Both parts joined by a colon. Example:

```bash theme={null}
curl https://api.nixflex.com/v1/agents \
  -H "Authorization: Bearer nxf_a1b2c3d4e5f6a7b8c9d0e1f2a3b4c5d6:nxfs_x1y2z3..."
```

## Creating keys

In the dashboard:

<Steps>
  <Step title="Go to API Keys">
    Open [app.nixflex.com](https://app.nixflex.com) → **API Keys**.
  </Step>

  <Step title="Create a new key">
    Click **Create new key**, name it (e.g. "Production", "Staging").
  </Step>

  <Step title="Copy the secret immediately">
    The full `key_secret` is shown once. Copy it into your secrets manager now — it cannot be recovered.
  </Step>
</Steps>

You can also create a key programmatically with `POST /v1/keys`. See [Create API key](/api-reference/account/create-key).

## Security

<Warning>
  **Never expose `key_secret` in client-side code, mobile apps, or public repositories.** Anyone with the secret can make calls and rack up your bill.

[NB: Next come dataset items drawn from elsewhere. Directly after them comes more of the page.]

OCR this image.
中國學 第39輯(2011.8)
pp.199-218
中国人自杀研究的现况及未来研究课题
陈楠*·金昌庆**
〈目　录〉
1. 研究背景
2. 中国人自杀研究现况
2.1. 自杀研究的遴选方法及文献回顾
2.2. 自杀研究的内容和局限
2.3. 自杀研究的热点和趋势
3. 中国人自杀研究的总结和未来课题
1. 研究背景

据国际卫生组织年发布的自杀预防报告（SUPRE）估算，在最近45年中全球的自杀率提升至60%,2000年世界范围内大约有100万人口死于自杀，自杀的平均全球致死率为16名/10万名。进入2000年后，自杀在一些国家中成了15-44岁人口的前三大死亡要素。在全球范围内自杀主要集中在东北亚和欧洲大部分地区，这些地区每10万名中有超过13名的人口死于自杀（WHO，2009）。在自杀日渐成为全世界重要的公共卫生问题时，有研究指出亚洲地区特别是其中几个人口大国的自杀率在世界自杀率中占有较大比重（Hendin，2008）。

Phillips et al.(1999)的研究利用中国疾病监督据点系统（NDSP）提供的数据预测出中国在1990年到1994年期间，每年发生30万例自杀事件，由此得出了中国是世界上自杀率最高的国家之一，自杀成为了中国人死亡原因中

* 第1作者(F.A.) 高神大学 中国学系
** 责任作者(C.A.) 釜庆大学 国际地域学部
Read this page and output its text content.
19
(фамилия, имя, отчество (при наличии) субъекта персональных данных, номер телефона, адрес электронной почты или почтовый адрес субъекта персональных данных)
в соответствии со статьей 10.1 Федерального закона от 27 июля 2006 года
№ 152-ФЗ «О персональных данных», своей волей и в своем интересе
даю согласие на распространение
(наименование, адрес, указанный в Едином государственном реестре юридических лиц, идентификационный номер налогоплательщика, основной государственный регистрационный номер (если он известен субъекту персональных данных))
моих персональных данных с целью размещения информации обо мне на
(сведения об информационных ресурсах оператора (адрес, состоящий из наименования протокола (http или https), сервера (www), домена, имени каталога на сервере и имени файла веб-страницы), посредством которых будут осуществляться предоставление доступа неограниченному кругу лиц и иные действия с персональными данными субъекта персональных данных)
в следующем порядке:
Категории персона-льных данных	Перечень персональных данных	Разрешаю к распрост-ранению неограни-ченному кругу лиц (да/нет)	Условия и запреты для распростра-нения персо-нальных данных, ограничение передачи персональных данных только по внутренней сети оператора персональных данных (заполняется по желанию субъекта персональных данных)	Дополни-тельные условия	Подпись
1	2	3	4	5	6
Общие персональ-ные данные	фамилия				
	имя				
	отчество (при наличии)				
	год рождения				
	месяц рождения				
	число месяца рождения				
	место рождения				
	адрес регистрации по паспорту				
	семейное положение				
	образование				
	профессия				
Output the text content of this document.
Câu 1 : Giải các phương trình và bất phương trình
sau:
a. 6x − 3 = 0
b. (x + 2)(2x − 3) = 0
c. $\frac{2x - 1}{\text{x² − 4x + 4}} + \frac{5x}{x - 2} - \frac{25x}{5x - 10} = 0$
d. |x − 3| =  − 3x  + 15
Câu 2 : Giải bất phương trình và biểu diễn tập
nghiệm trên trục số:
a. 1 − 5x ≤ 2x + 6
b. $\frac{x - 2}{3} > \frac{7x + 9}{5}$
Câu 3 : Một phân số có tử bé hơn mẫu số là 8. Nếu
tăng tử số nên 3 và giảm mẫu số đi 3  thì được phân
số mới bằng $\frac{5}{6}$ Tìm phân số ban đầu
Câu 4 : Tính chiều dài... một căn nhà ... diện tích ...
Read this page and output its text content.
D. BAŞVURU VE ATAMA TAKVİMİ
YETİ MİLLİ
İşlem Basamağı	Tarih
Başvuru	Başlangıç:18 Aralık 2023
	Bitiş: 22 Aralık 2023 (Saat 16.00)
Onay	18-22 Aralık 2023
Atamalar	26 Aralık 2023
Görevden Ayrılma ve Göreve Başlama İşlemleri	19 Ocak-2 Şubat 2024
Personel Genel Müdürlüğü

Treat it like a database password.
</Warning>

Best practices:

* Store keys in environment variables or a secrets manager (1Password, AWS Secrets Manager, etc.)
* Use separate keys for development, staging, and production
* Rotate keys after team members leave
* Revoke compromised keys immediately from the dashboard

## Failed authentication

If your key is wrong, missing, or revoked, the API returns `401 Unauthorized`:

```json theme={null}
{
  "error": {
    "type": "authentication_error",
    "code": "invalid_api_key",
    "message": "Invalid or missing API key"
  }
}
```

Check that:

* The `Authorization` header is present
* The format is `Bearer key_id:key_secret` (note the colon, not a space)
* The key has not been revoked in the dashboard
* You are sending it to `api.nixflex.com`, not the engine's internal hostname

## Scoping

Every key is scoped to a single account. All agents, phone numbers, calls, and campaigns created with a key belong to that account and are isolated from other accounts.

You cannot use one account's key to access another account's resources, even by guessing IDs.